Collins: Who's the best first lady?

Photo from the Democratic National Convention via The Associated Press / In this image from video, Jill Biden is joined by her husband, Democratic presidential candidate former Vice President Joe Biden, after speaking during the second night of the Democratic National Convention on Tuesday, Aug. 18, 2020.
Photo from the Democratic National Convention via The Associated Press / In this image from video, Jill Biden is joined by her husband, Democratic presidential candidate former Vice President Joe Biden, after speaking during the second night of the Democratic National Convention on Tuesday, Aug. 18, 2020.

Already sorta looking forward to the Republican convention next week. The White House says Melania Trump will be speaking to the American people from the Rose Garden on Tuesday.

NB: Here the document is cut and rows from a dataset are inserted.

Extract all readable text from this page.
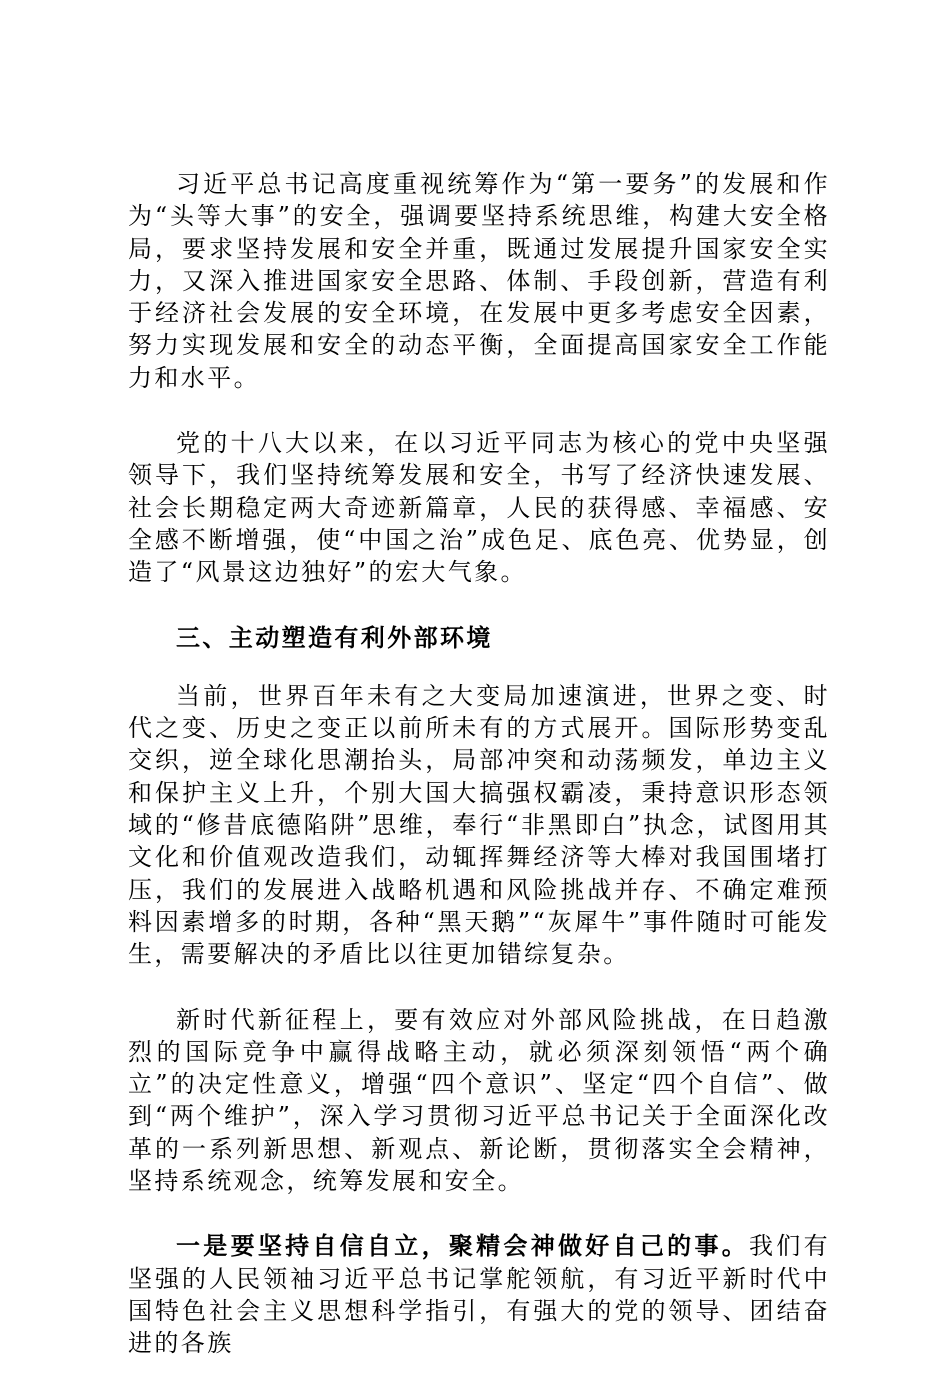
习近平总书记高度重视统筹作为“第一要务”的发展和作为“头等大事”的安全，强调要坚持系统思维，构建大安全格局，要求坚持发展和安全并重，既通过发展提升国家安全实力，又深入推进国家安全思路、体制、手段创新，营造有利于经济社会发展的安全环境，在发展中更多考虑安全因素，努力实现发展和安全的动态平衡，全面提高国家安全工作能力和水平。

党的十八大以来，在以习近平同志为核心的党中央坚强领导下，我们坚持统筹发展和安全，书写了经济快速发展、社会长期稳定两大奇迹新篇章，人民的获得感、幸福感、安全感不断增强，使“中国之治”成色足、底色亮、优势显，创造了“风景这边独好”的宏大气象。

三、主动塑造有利外部环境

当前，世界百年未有之大变局加速演进，世界之变、时代之变、历史之变正以前所未有的方式展开。国际形势变乱交织，逆全球化思潮抬头，局部冲突和动荡频发，单边主义和保护主义上升，个别大国大搞强权霸凌，秉持意识形态领域的“修昔底德陷阱”思维，奉行“非黑即白”执念，试图用其文化和价值观改造我们，动辄挥舞经济等大棒对我国围堵打压，我们的发展进入战略机遇和风险挑战并存、不确定难预料因素增多的时期，各种“黑天鹅”“灰犀牛”事件随时可能发生，需要解决的矛盾比以往更加错综复杂。

新时代新征程上，要有效应对外部风险挑战，在日趋激烈的国际竞争中赢得战略主动，就必须深刻领悟“两个确立”的决定性意义，增强“四个意识”、坚定“四个自信”、做到“两个维护”，深入学习贯彻习近平总书记关于全面深化改革的一系列新思想、新观点、新论断，贯彻落实全会精神，坚持系统观念，统筹发展和安全。

一是要坚持自信自立，聚精会神做好自己的事。我们有坚强的人民领袖习近平总书记掌舵领航，有习近平新时代中国特色社会主义思想科学指引，有强大的党的领导、团结奋进的各族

Chances are this year her speechwriters won't lift any lines from Michelle Obama like they did four years ago. Although if you hear Melania urging her audience to "grab our comfortable shoes, put on our masks, pack a brown-bag dinner and maybe breakfast, too," when they go to the polls, you will know what happened.

There's still some first lady fascination at the conventions. Michelle Obama's feisty first-night finale had people swooning.

Listening, I remembered the first time I ever saw her at a speaking engagement. It was very early in the 2008 campaign, and she appeared to be a nervous wreck. It wasn't really the public speaking that scared her - it was the thought that she could say something as an aside, or by mistake, that would screw up everything and ruin her husband's chance of becoming president.

I dare say we can all agree she's gotten over that.

Day 2 of the Democrats' virtual gathering starred Jill Biden, introducing herself to the national audience from a classroom where she used to teach English, and Day 3 was a mostly woman's place, even if a virtual one. Starring Kamala Harris, of course, and Hillary Clinton, whose attempt to move from that president's-wife shelf into the top job pretty much defined early 21st-century American politics.

Just for the heck of it, let's take a historical walk down First Lady Lane. Martha Washington tried, without much success, to get her husband to stop throwing extremely boring dinner parties. Dolley Madison opened up Washington to the kind of socializing nobody expected to find in a primitive capital in a swamp.

Sarah Polk's husband, James, was president just before the awful period leading up to the Civil War. She served him as everything from secretary to political strategist until he died right after ending his term.

After the Polk era, presidential spouses retreated into the background. (Zachary Taylor's wife, Margaret, was so low profile that when Taylor died in office, an official deathbed portrait of the grieving survivors showed the first lady with her hands covering her face - nobody was entirely sure what she looked like.)

The modern first lady era began with Eleanor Roosevelt, who was really too extraordinary to compare to anyone else, and moved on to Mamie Eisenhower, who was heavily marketed as a presidential wife. ("Keep our first lady in the White House for four more years!")

We marched on to the present, through Jacqueline Kennedy, who gave the job megaglamour, and Lady Bird Johnson, who Americans came to realize was actually the family breadwinner, through the superefficient Rosalynn Carter and Nancy Reagan, who the public was taught to think of as only a superficial snob until her husband got sick and everyone realized that, politics aside, this really was a love match.

With Hillary, everything changed. She became as much a part of the public consciousness as the men in the White House. She helped us see that it was time to think about women in a different presidential role. She also demonstrated what a very bad idea it was to try to use the first lady thing as a springboard for the top job.

And now, nobody needs to. The future looks pretty terrifying on occasion, but it's almost certainly going to be one full of expanding political opportunities for women. More once and future female governors and senators. The vice presidency will look like old hat. We'll refer to the chief justice of the Supreme Court as "her" and gossip about which guy might make the best first gentleman.

Until we think of something better to call him.